Robotic approaches have been proven to be safe and feasible. Potential advantages have been reported occasionally for obese patients, such as easier manipulation with heavy abdominal wall lifting, less need for high pneumoperitoneum pressures and facilitation of liver retraction. A recent comparison of 20,896 laparoscopic and 619 robotic repairs, reports significantly shorter length of hospital stay and lower rate of complications for the robotic group.8 However, increased costs cannot justify the use of robotics solely for ventral hernia surgery and use is advised for centers with busy robotic schedules from other specialties. In our institution the robot has been used from four urologic teams, two general surgery teams and one gynecologic team for the past 12 years. Hernia repair was easily incorporated in such a busy robotic program, although the overall costs of the procedure remained high in comparison to conventional laparoscopic technique.
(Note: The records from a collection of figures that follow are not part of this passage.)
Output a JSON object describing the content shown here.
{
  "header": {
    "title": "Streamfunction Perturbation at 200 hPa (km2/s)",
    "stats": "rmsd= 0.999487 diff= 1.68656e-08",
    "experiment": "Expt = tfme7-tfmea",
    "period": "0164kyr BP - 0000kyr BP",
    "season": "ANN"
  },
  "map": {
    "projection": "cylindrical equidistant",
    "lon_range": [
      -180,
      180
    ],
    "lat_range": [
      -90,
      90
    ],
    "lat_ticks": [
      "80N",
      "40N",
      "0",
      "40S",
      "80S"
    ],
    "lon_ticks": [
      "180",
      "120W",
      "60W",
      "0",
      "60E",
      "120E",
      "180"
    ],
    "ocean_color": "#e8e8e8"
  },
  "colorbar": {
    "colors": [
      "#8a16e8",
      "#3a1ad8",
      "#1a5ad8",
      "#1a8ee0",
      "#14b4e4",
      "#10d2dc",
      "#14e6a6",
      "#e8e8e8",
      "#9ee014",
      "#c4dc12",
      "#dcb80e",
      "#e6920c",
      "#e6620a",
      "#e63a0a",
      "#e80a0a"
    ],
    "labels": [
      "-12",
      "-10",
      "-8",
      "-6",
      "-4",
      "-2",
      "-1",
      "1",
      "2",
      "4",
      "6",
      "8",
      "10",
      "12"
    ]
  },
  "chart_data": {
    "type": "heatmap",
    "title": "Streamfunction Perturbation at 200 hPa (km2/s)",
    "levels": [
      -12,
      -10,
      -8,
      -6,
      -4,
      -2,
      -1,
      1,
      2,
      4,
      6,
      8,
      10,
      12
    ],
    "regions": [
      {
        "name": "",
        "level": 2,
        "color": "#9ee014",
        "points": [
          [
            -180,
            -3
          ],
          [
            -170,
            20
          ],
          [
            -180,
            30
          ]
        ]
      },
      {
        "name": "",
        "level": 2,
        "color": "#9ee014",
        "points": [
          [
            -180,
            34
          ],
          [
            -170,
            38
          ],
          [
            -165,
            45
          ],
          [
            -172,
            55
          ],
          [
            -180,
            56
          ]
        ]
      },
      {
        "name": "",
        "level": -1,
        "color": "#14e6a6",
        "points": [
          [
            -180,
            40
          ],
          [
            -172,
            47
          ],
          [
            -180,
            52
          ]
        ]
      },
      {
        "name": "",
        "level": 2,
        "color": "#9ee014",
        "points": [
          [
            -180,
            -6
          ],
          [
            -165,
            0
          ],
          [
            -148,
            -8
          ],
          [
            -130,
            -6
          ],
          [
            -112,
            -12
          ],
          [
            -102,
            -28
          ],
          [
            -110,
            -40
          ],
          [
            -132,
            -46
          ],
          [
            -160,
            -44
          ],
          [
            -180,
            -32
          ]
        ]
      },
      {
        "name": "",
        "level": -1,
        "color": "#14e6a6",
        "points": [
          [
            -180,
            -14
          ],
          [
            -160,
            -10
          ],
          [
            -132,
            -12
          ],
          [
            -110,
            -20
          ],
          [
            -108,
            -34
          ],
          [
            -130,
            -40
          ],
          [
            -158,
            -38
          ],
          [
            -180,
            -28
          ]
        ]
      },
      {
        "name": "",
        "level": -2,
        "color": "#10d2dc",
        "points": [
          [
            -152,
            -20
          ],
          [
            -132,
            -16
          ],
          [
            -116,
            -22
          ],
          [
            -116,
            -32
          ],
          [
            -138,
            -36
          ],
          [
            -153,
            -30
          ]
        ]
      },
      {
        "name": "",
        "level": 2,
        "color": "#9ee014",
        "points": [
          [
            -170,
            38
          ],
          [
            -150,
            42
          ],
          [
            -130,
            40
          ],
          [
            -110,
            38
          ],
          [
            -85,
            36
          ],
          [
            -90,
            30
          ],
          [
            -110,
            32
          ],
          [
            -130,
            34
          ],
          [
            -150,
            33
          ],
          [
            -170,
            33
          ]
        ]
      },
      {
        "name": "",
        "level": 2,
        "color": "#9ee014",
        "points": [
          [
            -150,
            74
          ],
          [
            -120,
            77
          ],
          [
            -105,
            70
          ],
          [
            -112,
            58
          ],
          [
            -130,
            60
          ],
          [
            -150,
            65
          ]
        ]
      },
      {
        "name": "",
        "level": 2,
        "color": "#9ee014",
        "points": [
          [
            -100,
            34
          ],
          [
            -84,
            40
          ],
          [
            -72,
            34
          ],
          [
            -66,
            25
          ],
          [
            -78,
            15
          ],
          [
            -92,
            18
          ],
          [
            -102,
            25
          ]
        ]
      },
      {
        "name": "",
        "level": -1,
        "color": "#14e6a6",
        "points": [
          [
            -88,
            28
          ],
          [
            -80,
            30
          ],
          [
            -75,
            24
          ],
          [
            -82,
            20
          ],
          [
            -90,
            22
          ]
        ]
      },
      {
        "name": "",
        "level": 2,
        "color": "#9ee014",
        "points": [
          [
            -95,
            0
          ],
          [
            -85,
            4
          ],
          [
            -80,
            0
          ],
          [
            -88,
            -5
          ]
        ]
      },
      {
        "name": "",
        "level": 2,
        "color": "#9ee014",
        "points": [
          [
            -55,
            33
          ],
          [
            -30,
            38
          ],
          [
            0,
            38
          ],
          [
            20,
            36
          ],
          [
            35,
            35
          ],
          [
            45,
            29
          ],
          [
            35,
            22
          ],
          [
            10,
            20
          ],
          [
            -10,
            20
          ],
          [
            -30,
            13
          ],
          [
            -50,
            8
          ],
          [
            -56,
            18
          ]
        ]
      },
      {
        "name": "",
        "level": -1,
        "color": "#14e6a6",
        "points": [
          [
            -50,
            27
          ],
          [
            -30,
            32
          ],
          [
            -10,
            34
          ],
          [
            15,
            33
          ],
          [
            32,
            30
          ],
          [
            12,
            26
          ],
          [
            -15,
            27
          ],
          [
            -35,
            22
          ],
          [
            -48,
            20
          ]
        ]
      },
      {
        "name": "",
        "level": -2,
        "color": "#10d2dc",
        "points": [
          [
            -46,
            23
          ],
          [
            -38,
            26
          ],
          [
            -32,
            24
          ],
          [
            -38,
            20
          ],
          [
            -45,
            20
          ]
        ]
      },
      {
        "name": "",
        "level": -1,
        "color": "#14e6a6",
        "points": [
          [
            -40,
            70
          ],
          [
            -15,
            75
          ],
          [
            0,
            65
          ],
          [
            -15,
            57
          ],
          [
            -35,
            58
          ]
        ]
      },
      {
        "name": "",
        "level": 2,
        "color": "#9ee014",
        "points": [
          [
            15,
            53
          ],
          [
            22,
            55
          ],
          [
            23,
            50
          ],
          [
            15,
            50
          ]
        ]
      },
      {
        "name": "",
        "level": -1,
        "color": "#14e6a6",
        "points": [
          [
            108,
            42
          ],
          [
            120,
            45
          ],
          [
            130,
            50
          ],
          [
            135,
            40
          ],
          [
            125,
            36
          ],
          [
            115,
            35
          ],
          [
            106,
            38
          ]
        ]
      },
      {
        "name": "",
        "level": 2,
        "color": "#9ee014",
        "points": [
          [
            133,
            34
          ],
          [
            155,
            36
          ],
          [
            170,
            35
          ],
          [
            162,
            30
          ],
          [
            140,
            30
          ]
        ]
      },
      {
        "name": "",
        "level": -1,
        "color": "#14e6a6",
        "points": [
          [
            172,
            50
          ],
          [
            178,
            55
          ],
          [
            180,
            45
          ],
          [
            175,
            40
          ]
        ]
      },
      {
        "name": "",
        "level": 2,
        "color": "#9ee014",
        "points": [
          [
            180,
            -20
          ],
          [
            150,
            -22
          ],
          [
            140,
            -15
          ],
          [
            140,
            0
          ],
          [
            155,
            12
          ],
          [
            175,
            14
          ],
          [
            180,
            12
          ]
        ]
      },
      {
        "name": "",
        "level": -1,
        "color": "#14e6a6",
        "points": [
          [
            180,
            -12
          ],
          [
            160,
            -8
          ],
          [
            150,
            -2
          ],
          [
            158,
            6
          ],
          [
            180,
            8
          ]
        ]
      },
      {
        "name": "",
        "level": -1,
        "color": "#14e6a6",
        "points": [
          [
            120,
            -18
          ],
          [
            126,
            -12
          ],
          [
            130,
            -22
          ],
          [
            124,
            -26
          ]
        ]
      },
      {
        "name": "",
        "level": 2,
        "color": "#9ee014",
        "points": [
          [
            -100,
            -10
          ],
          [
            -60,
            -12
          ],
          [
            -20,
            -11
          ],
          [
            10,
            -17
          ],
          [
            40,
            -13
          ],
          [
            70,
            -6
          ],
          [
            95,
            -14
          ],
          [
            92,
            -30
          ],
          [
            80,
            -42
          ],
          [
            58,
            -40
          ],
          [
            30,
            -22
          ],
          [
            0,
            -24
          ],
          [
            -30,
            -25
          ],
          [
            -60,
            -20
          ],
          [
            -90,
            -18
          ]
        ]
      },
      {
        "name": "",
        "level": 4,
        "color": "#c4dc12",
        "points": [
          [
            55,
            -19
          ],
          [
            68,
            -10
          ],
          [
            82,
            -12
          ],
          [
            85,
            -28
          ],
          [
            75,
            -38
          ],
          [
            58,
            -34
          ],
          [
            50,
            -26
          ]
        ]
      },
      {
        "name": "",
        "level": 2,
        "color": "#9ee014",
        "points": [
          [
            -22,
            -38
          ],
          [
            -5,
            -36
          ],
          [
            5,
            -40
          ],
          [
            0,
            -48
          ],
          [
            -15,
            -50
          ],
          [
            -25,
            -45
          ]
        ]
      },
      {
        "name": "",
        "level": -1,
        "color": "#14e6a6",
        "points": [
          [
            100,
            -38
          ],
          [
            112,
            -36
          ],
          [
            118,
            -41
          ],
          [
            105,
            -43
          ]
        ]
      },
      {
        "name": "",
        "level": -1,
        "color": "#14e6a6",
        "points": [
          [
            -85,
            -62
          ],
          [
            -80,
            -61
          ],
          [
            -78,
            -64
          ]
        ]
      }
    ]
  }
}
Fundamental questions for the correct approach cannot be satisfactorily answered today due to lack of comprehensive clinical data collection.7 In our small experience, standardization of such procedures can be extremely difficult, even from a single-surgeon experience, because of the multifactorial character of these patients and their pathology.8–12

Conclusion

Initial access and induction of pneumoperitoneum has been the most challenging phase of all hernia repairs in obese patients. Robotic surgery appears to facilitate extensive adhesiolysis during incisional hernia repairs and probably offers a protective role for salvation of small bowel loops. Self-expanding meshes aid fast and correct placement of the mesh in large defects, decreasing technical challenges but caution is suggested with the new generation of “stronger” tacking devices.

Acknowledgments

None.

Conflicts of interest

The author declares that there is no conflict of interest.